Small and medium enterprises (SMEs) are businesses that fall below certain thresholds in size, workforce, and revenue. These businesses are usually privately owned and operate within the local jurisdiction and often provide a strong link with the local community. SMEs employ a large number of people and are often given tax breaks, incentives for financing, and favorable taxation. They are also a driving force in the economy and have a large role to play in innovation. However, the definition of a small enterprise is quite different in each country.
The European Union (EU) defines an SME as an organisation that is under 250 employees, has a balance sheet total under EUR 43 million, and has annual revenues less than EUR 40 million. Although these are not necessarily exact measurements, this is a good place to start. In the United States, the Small Business Administration (SBA) uses a similar approach, but classifies businesses based on industry rather than number of employees. For example, the SBA distinguishes a business with fewer than 10 employees as a small office or home office, while a company with more than 500 employees is a small manufacturer.
In China, a small enterprise is defined as any retail business that has an annual operating revenue under $1 million. A micro-business, on the other hand, is one with fewer than five employees. Generally, the smallest SMEs are those that require a minimal amount of capital to start. Unlike a large corporation, a micro-business does not need to have heavy machinery.

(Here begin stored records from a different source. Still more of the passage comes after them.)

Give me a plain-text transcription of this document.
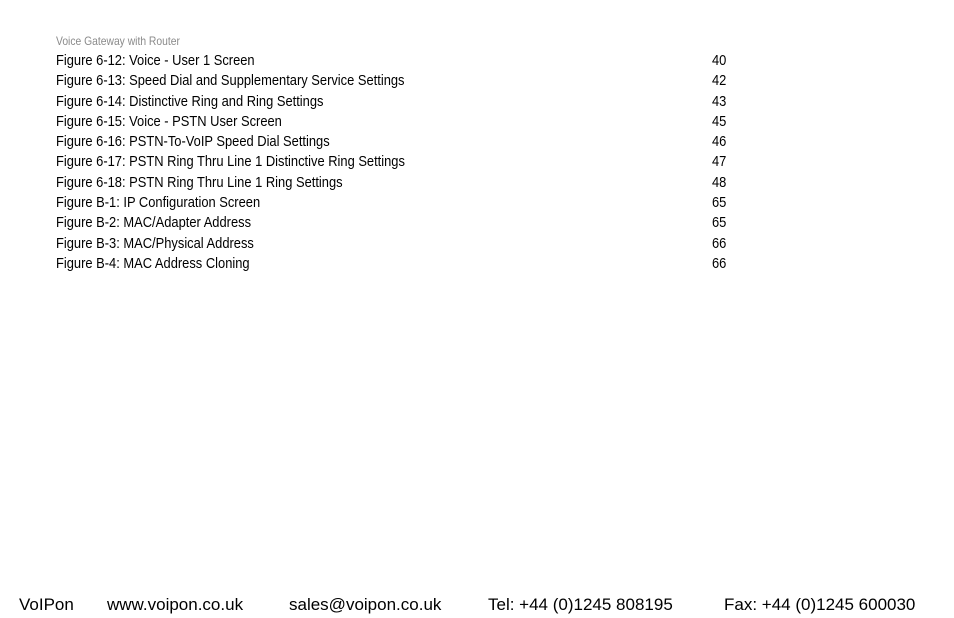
Voice Gateway with Router
Figure 6-12: Voice - User 1 Screen	40
Figure 6-13: Speed Dial and Supplementary Service Settings	42
Figure 6-14: Distinctive Ring and Ring Settings	43
Figure 6-15: Voice - PSTN User Screen	45
Figure 6-16: PSTN-To-VoIP Speed Dial Settings	46
Figure 6-17: PSTN Ring Thru Line 1 Distinctive Ring Settings	47
Figure 6-18: PSTN Ring Thru Line 1 Ring Settings	48
Figure B-1: IP Configuration Screen	65
Figure B-2: MAC/Adapter Address	65
Figure B-3: MAC/Physical Address	66
Figure B-4: MAC Address Cloning	66
VoIPon www.voipon.co.uk	sales@voipon.co.uk	Tel: +44 (0)1245 808195	Fax: +44 (0)1245 600030
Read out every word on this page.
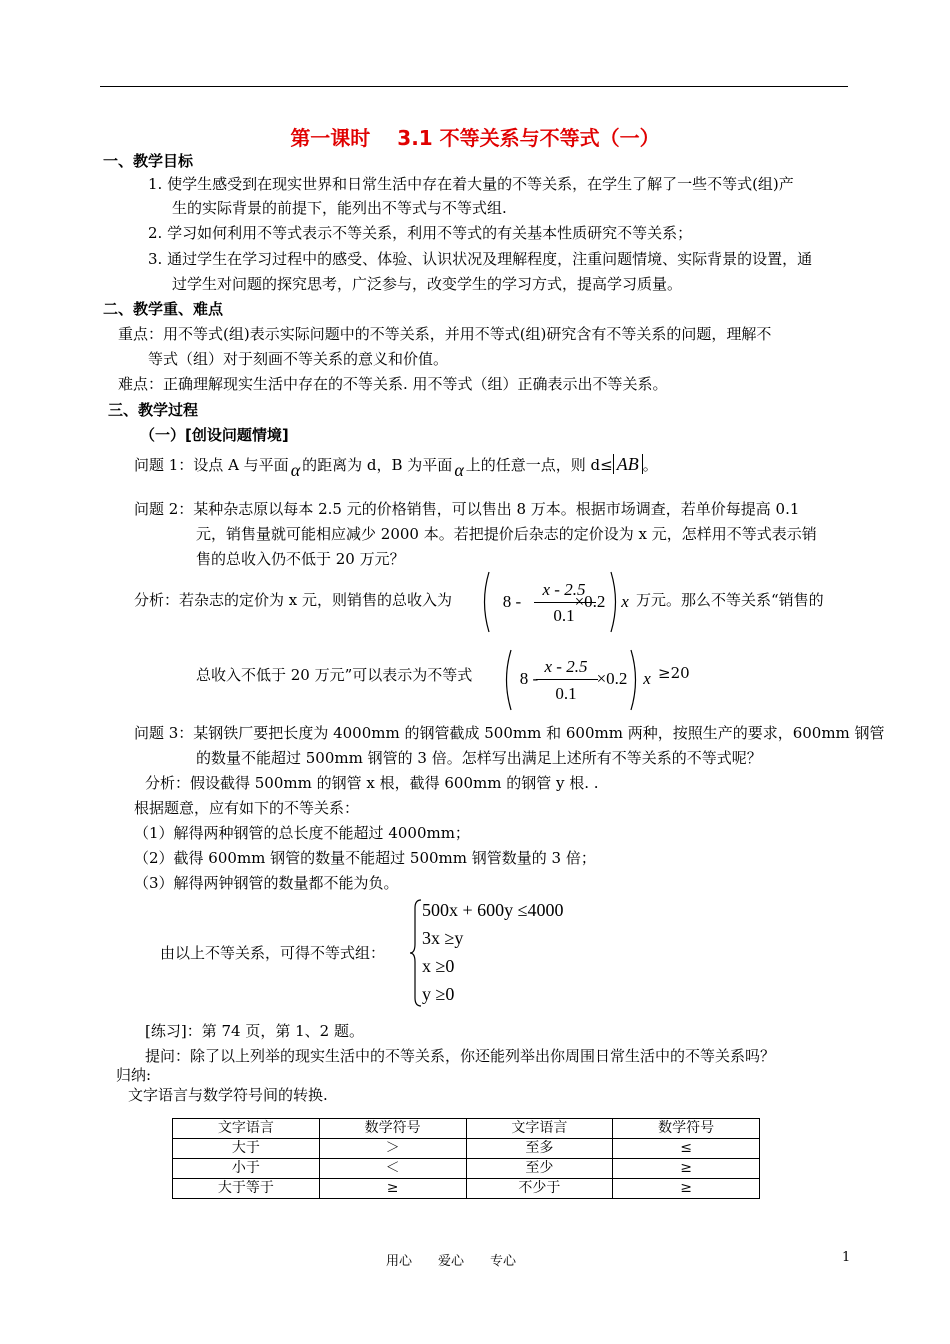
第一课时　 3.1 不等关系与不等式（一）
一、教学目标
1. 使学生感受到在现实世界和日常生活中存在着大量的不等关系，在学生了解了一些不等式(组)产
生的实际背景的前提下，能列出不等式与不等式组.
2. 学习如何利用不等式表示不等关系，利用不等式的有关基本性质研究不等关系；
3. 通过学生在学习过程中的感受、体验、认识状况及理解程度，注重问题情境、实际背景的设置，通
过学生对问题的探究思考，广泛参与，改变学生的学习方式，提高学习质量。
二、教学重、难点
重点：用不等式(组)表示实际问题中的不等关系，并用不等式(组)研究含有不等关系的问题，理解不
等式（组）对于刻画不等关系的意义和价值。
难点：正确理解现实生活中存在的不等关系. 用不等式（组）正确表示出不等关系。
三、教学过程
（一）[创设问题情境]
问题 1：设点 A 与平面 α 的距离为 d，B 为平面 α 上的任意一点，则 d≤ AB 。
问题 2：某种杂志原以每本 2.5 元的价格销售，可以售出 8 万本。根据市场调查，若单价每提高 0.1
元，销售量就可能相应减少 2000 本。若把提价后杂志的定价设为 x 元，怎样用不等式表示销
售的总收入仍不低于 20 万元？
分析：若杂志的定价为 x 元，则销售的总收入为	8 -
x - 2.5
0.1
×0.2 x 万元。那么不等关系“销售的
总收入不低于 20 万元”可以表示为不等式	8 -
x - 2.5
0.1
×0.2 x ≥20
问题 3：某钢铁厂要把长度为 4000mm 的钢管截成 500mm 和 600mm 两种，按照生产的要求，600mm 钢管
的数量不能超过 500mm 钢管的 3 倍。怎样写出满足上述所有不等关系的不等式呢？
分析：假设截得 500mm 的钢管 x 根，截得 600mm 的钢管 y 根. .
根据题意，应有如下的不等关系：
（1）解得两种钢管的总长度不能超过 4000mm；
（2）截得 600mm 钢管的数量不能超过 500mm 钢管数量的 3 倍；
（3）解得两钟钢管的数量都不能为负。
由以上不等关系，可得不等式组：
500x + 600y ≤4000
3x ≥y
x ≥0
y ≥0
[练习]：第 74 页，第 1、2 题。
提问：除了以上列举的现实生活中的不等关系，你还能列举出你周围日常生活中的不等关系吗？
归纳:
文字语言与数学符号间的转换.
文字语言	数学符号	文字语言	数学符号
大于	＞	至多	≤
小于	＜	至少	≥
大于等于	≥	不少于	≥
用心　　爱心　　专心	1
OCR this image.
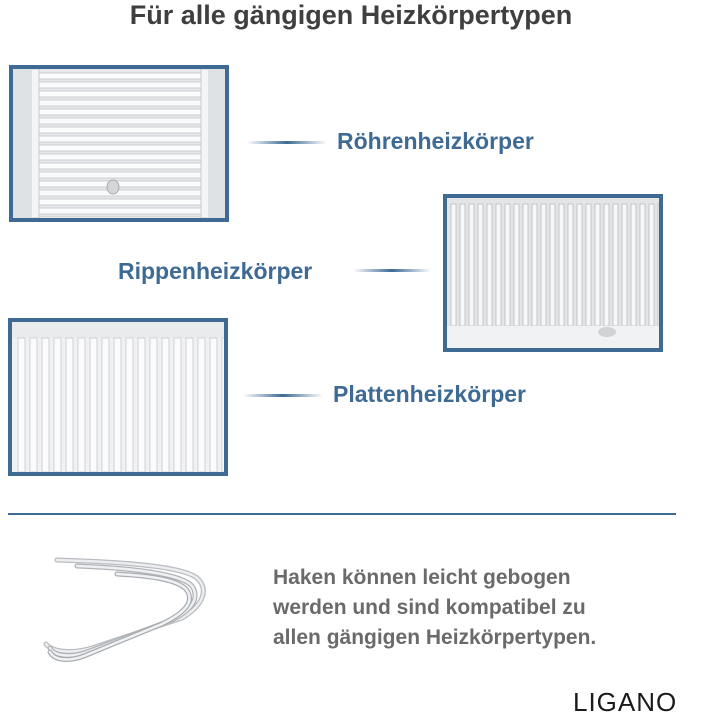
Für alle gängigen Heizkörpertypen
Röhrenheizkörper
Rippenheizkörper
Plattenheizkörper
Haken können leicht gebogen
werden und sind kompatibel zu
allen gängigen Heizkörpertypen.
LIGANO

As a matter of fact, a small company that has the largest number of employees in the industry might not be the best choice, as the SBA has found that in most cases SMEs tend to operate in sectors with a smaller number of employees and a higher level of productivity. Moreover, SMEs have the opportunity to implement new technologies that might not be feasible in larger organizations. Similarly, a micro-business has the ability to create an efficient system that could cut costs without compromising the quality of its product.
SMEs are typically considered the most important component of the economy. As a result, many governments provide a variety of aid programs to keep SMEs in business. Some countries, such as Japan, Indonesia, and South Korea, have devoted dedicated ministries to support SMEs. Other nations, such as Canada, France, and the UK, have development banks designed to support SMEs. Several countries have developed formal definitions and rules of engagement that allow SMEs to benefit from the same economic opportunities as the large players.
As a result of their low numbers, SMEs are often able to provide better customer service than bigger organizations. In addition, SMEs are often able to leverage new technologies to lower costs and improve productivity. This, in turn, allows them to remain in the local community for longer periods.
Despite their small sizes, SMEs are a vital part of the global economy. According to the SBA, SMEs account for nearly half of the total U.S. workforce and have a significant impact on job growth.